Einstein is supposed to have said that doing the same thing over and over and over again and expecting a different outcome is the definition of insanity. Now, I’m assuming he meant that on an individual level.
What if a whole community keeps doing something again and again and again – something that doesn’t work – but still expects a different outcome? When multiple people in that community do the same thing, year after year – no one learning from the other and no one thinking “hmmmmm… maybe I should do things differently” – does that mean that the whole community is insane?
Now, I’m generalizing for dramatic effect, of course, and am happy to say that there are exceptions to this. Nonetheless, I can’t help asking myself this question each time I dip my toes into the startup scene.
Since 2009, I’ve intermittently dipped into the Icelandic startup scene. I’ve set up an incubator where I consulted with startups, mentored at a number of events such as Startup Weekend, Startup Reykjavik, Startup Energy, Startup Tourism, Unconference, worked closely with Innovation Center Iceland as well as having worked and consulted with a number of startups in various other settings.

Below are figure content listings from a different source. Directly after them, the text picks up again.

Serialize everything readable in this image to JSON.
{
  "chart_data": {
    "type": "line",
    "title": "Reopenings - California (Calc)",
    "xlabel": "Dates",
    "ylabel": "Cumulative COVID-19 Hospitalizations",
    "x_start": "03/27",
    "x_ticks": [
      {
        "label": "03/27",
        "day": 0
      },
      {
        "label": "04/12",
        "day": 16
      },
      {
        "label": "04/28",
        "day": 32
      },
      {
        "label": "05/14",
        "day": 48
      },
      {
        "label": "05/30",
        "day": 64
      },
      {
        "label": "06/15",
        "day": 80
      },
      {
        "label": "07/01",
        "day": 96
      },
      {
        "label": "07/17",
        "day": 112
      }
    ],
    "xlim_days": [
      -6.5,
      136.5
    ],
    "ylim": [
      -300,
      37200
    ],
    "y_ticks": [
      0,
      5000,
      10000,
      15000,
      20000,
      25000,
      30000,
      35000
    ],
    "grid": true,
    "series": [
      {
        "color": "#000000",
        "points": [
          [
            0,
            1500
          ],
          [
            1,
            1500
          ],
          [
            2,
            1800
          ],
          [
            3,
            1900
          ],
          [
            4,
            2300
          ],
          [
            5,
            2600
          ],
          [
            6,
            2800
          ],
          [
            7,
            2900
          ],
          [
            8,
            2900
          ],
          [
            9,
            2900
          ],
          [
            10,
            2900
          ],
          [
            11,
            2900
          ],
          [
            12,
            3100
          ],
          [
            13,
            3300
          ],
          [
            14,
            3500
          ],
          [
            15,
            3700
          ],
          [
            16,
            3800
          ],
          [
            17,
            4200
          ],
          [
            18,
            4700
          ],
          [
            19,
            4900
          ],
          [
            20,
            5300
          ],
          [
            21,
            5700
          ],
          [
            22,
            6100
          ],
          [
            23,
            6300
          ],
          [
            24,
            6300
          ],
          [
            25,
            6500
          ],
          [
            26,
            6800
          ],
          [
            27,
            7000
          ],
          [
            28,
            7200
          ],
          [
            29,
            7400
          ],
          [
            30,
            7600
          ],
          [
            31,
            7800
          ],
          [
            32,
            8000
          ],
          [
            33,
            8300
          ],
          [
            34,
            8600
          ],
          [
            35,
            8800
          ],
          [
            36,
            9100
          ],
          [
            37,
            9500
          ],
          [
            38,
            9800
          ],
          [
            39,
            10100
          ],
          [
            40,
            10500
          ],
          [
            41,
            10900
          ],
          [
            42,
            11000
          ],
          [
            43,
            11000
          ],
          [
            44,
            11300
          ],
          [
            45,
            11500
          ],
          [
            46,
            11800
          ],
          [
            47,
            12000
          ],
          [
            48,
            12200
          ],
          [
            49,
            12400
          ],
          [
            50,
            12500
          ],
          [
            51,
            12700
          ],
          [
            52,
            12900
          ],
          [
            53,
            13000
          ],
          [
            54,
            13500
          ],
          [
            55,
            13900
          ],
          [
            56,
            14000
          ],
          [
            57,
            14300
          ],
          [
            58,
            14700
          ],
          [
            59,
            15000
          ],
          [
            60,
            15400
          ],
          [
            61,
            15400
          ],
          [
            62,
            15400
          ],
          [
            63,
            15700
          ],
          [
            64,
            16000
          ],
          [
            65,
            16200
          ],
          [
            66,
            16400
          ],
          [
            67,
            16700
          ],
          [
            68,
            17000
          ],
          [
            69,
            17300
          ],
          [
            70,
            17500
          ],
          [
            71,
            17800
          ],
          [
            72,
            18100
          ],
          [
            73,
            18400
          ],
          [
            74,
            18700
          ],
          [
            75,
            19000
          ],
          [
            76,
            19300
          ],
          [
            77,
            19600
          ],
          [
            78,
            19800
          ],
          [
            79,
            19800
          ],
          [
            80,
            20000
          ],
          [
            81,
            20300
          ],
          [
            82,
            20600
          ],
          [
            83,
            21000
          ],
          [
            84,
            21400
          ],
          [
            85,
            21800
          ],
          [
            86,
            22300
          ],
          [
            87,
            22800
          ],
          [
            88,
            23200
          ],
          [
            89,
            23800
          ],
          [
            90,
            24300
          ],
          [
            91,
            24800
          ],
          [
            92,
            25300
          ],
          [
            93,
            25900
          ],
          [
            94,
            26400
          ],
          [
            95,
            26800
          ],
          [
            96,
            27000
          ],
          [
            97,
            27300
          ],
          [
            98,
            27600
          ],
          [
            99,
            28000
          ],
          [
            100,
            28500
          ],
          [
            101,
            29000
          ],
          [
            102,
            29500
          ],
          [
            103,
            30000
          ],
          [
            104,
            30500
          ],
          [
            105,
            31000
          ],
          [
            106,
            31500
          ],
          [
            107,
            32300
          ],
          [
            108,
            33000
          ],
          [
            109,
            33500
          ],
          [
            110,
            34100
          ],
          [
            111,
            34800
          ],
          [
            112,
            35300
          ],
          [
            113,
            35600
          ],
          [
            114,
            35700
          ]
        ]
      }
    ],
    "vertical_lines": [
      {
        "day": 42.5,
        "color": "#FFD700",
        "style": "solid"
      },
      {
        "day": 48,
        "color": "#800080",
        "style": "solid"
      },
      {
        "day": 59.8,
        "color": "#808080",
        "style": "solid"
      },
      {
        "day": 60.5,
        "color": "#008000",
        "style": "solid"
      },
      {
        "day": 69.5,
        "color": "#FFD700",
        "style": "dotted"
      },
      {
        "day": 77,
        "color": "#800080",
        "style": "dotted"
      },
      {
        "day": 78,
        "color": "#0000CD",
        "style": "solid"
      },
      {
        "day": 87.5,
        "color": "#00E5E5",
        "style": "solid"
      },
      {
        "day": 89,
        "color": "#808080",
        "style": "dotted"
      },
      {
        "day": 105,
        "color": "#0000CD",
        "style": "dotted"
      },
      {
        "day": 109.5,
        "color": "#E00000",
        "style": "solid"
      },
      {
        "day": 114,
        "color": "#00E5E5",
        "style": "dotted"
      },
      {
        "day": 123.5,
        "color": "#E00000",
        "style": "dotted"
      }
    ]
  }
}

Time and again I see entrepreneurs and founders completely in love with their product or service (and so they should be and need to be to a certain extent) and totally oblivious to the fact that nobody else in the universe feels the same about it as they do. And everybody who works with entrepreneurs is familiar with this. What seems to be lacking however is getting the entrepreneurs to understand this fatal fallacy. The sooner founders grasp the cold hard truth that nobody cares about their stuff, however many bells and whistles, the better.
Tough Love Needed
Anyone who has experience with startups and entrepreneurship for some time knows the danger of this love affair between the entrepreneur and his product or service. Yet, we don’t seem to be prepared to give the tough love needed for entrepreneurs to realise that this could be, and often is, their downfall.
Only yesterday a friend of mine, a well respected startup consultant, was telling me about a company starting the development of a new product before they had even begun to sell the first one, believing that their first one would simply sell itself because it was so awesome. Her advice to focus on getting the first product to market and generating revenue fell on deaf ears as the excitement of more creativity and development beckoned. Their blinding love of the product made them think that the whole world will automatically fall in love with it. Not. Gonna. Happen.